Introduction

Medicago ruthenica (L.) Trautv. is an diploid (2n = 2x = 16) perennial legume species widely distributed in China as including 10 provinces of northern China, especially in Helongjiang grasslands, Inner Mongolia dry grasslands, Xinjiang hill grasslands, and the Qinghai-Tibet plateau grasslands, which commonly grows on sunny hillsides, dry stony slopes, embankments, and in mixed grass steppes and moist meadows, at times in large numbers. (Small and Jomphe 1989; Gen et al. 1995; Hao and Shi 2006). This species has been collected mostly from the Transbaikal region to the Pacific Ocean, and south to about 34°N latitude (Small 2011). It is tolerant to drought, high salinity, and alkaline environments. Therefore, it is regarded as a promising legume for forage in arid and semi-arid areas. It held that Ruthenia Medic seen far more capable of existing on poor stony soils under conditions of the continental North than Medicago sativa L., and so has potential application in low-input agricultural systems (Small 2011).

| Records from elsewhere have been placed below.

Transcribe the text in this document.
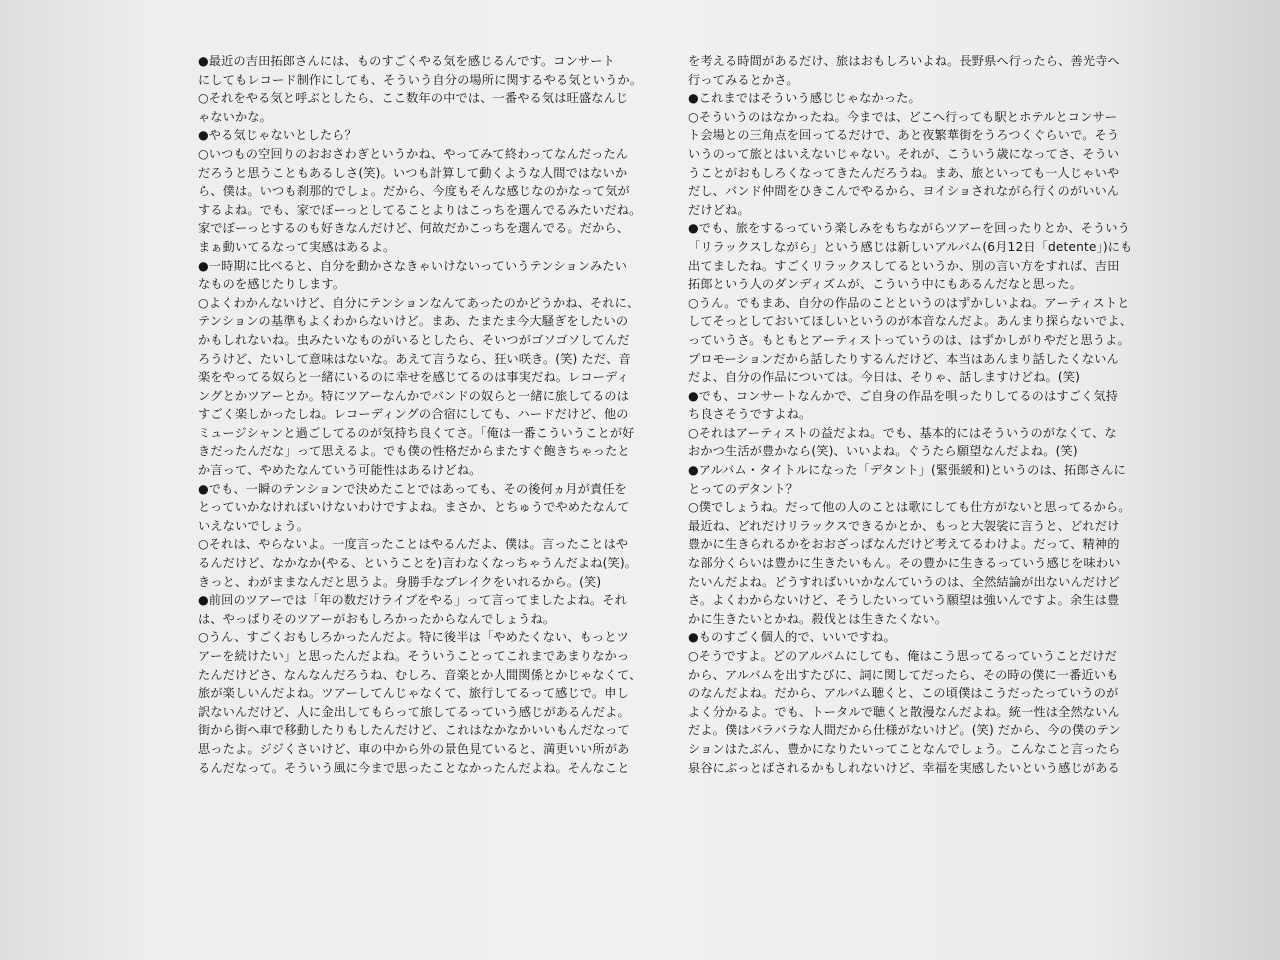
●最近の吉田拓郎さんには、ものすごくやる気を感じるんです。コンサート
にしてもレコード制作にしても、そういう自分の場所に関するやる気というか。
○それをやる気と呼ぶとしたら、ここ数年の中では、一番やる気は旺盛なんじ
ゃないかな。
●やる気じゃないとしたら？
○いつもの空回りのおおさわぎというかね、やってみて終わってなんだったん
だろうと思うこともあるしさ(笑)。いつも計算して動くような人間ではないか
ら、僕は。いつも刹那的でしょ。だから、今度もそんな感じなのかなって気が
するよね。でも、家でぼーっとしてることよりはこっちを選んでるみたいだね。
家でぼーっとするのも好きなんだけど、何故だかこっちを選んでる。だから、
まぁ動いてるなって実感はあるよ。
●一時期に比べると、自分を動かさなきゃいけないっていうテンションみたい
なものを感じたりします。
○よくわかんないけど、自分にテンションなんてあったのかどうかね、それに、
テンションの基準もよくわからないけど。まあ、たまたま今大騒ぎをしたいの
かもしれないね。虫みたいなものがいるとしたら、そいつがゴソゴソしてんだ
ろうけど、たいして意味はないな。あえて言うなら、狂い咲き。(笑) ただ、音
楽をやってる奴らと一緒にいるのに幸せを感じてるのは事実だね。レコーディ
ングとかツアーとか。特にツアーなんかでバンドの奴らと一緒に旅してるのは
すごく楽しかったしね。レコーディングの合宿にしても、ハードだけど、他の
ミュージシャンと過ごしてるのが気持ち良くてさ。「俺は一番こういうことが好
きだったんだな」って思えるよ。でも僕の性格だからまたすぐ飽きちゃったと
か言って、やめたなんていう可能性はあるけどね。
●でも、一瞬のテンションで決めたことではあっても、その後何ヵ月が責任を
とっていかなければいけないわけですよね。まさか、とちゅうでやめたなんて
いえないでしょう。
○それは、やらないよ。一度言ったことはやるんだよ、僕は。言ったことはや
るんだけど、なかなか(やる、ということを)言わなくなっちゃうんだよね(笑)。
きっと、わがままなんだと思うよ。身勝手なブレイクをいれるから。(笑)
●前回のツアーでは「年の数だけライブをやる」って言ってましたよね。それ
は、やっぱりそのツアーがおもしろかったからなんでしょうね。
○うん、すごくおもしろかったんだよ。特に後半は「やめたくない、もっとツ
アーを続けたい」と思ったんだよね。そういうことってこれまであまりなかっ
たんだけどさ、なんなんだろうね、むしろ、音楽とか人間関係とかじゃなくて、
旅が楽しいんだよね。ツアーしてんじゃなくて、旅行してるって感じで。申し
訳ないんだけど、人に金出してもらって旅してるっていう感じがあるんだよ。
街から街へ車で移動したりもしたんだけど、これはなかなかいいもんだなって
思ったよ。ジジくさいけど、車の中から外の景色見ていると、満更いい所があ
るんだなって。そういう風に今まで思ったことなかったんだよね。そんなこと
を考える時間があるだけ、旅はおもしろいよね。長野県へ行ったら、善光寺へ
行ってみるとかさ。
●これまではそういう感じじゃなかった。
○そういうのはなかったね。今までは、どこへ行っても駅とホテルとコンサー
ト会場との三角点を回ってるだけで、あと夜繁華街をうろつくぐらいで。そう
いうのって旅とはいえないじゃない。それが、こういう歳になってさ、そうい
うことがおもしろくなってきたんだろうね。まあ、旅といっても一人じゃいや
だし、バンド仲間をひきこんでやるから、ヨイショされながら行くのがいいん
だけどね。
●でも、旅をするっていう楽しみをもちながらツアーを回ったりとか、そういう
「リラックスしながら」という感じは新しいアルバム(6月12日「detente」)にも
出てましたね。すごくリラックスしてるというか、別の言い方をすれば、吉田
拓郎という人のダンディズムが、こういう中にもあるんだなと思った。
○うん。でもまあ、自分の作品のことというのはずかしいよね。アーティストと
してそっとしておいてほしいというのが本音なんだよ。あんまり探らないでよ、
っていうさ。もともとアーティストっていうのは、はずかしがりやだと思うよ。
プロモーションだから話したりするんだけど、本当はあんまり話したくないん
だよ、自分の作品については。今日は、そりゃ、話しますけどね。(笑)
●でも、コンサートなんかで、ご自身の作品を唄ったりしてるのはすごく気持
ち良さそうですよね。
○それはアーティストの益だよね。でも、基本的にはそういうのがなくて、な
おかつ生活が豊かなら(笑)、いいよね。ぐうたら願望なんだよね。(笑)
●アルバム・タイトルになった「デタント」(緊張緩和)というのは、拓郎さんに
とってのデタント？
○僕でしょうね。だって他の人のことは歌にしても仕方がないと思ってるから。
最近ね、どれだけリラックスできるかとか、もっと大袈裟に言うと、どれだけ
豊かに生きられるかをおおざっぱなんだけど考えてるわけよ。だって、精神的
な部分くらいは豊かに生きたいもん。その豊かに生きるっていう感じを味わい
たいんだよね。どうすればいいかなんていうのは、全然結論が出ないんだけど
さ。よくわからないけど、そうしたいっていう願望は強いんですよ。余生は豊
かに生きたいとかね。殺伐とは生きたくない。
●ものすごく個人的で、いいですね。
○そうですよ。どのアルバムにしても、俺はこう思ってるっていうことだけだ
から、アルバムを出すたびに、詞に関してだったら、その時の僕に一番近いも
のなんだよね。だから、アルバム聴くと、この頃僕はこうだったっていうのが
よく分かるよ。でも、トータルで聴くと散漫なんだよね。統一性は全然ないん
だよ。僕はバラバラな人間だから仕様がないけど。(笑) だから、今の僕のテン
ションはたぶん、豊かになりたいってことなんでしょう。こんなこと言ったら
泉谷にぶっとばされるかもしれないけど、幸福を実感したいという感じがある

Ruthenia Medic is expected to become a high quality raw materials resources for improved alfalfa resistance genes (Campbell et al. 1997, 1999; Li et al. 2012). Evaluation of genetic diversity and relationships among various accessions is fundamental importance for plant breeding programs. This information can provide predictive estimates of genetic variation within a species, thus facilitating breeding material selection (Qi et al. 2008). Molecular markers have been shown to be a very powerful tool for genotype characterization and estimation of genetic diversity. In recent years, various molecular markers, including random amplified polymorphic (RAPD) (Deshwall et al. 2005; Teklewold and Becker 2006), amplified fragment length polymorphisms (AFLP) (Laurentin and Karlovsky 2006; Wang et al. 2010a), and simple sequence repeats (SSRs or microsatellites) (Beyene et al. 2006; Wang et al. 2010b) have been used to detect genetic diversity in different plant. The ISSR and SSR marker systems are widely used to evaluate genetic diversity (Ariss and Vandemark 2007; Uysal et al. 2010; Yang et al. 2010a; Iwata et al. 2005; Ofori et al. 2008; Panguluri 2007). These studies have given important clues in understanding species relationship, which may further assist in developing and planning breeding strategies. However, reports on genetic diversity using molecular markers are rarely available in the Ruthenia Medic germplasm (Li et al. 2008a, b; Li et al. 2009, 2012). The objectives of this study were to assess genetic diversity of 30 Ruthenia Medic accessions collected from Inner Mongolia using ISSR and SSR molecular markers.

Materials and methods

Plant materials and DNA extraction

A total of 30 accessions Ruthenia Medic germplasm were analyzed in this study (Table 1). All accessions were obtained from National Medium-term Gene Bank of Forage Germplasm in The Institute of Grassland Research of Chinese Academy of Agricultural Science (CAAS), Inner Mongolia, Hohhot, China.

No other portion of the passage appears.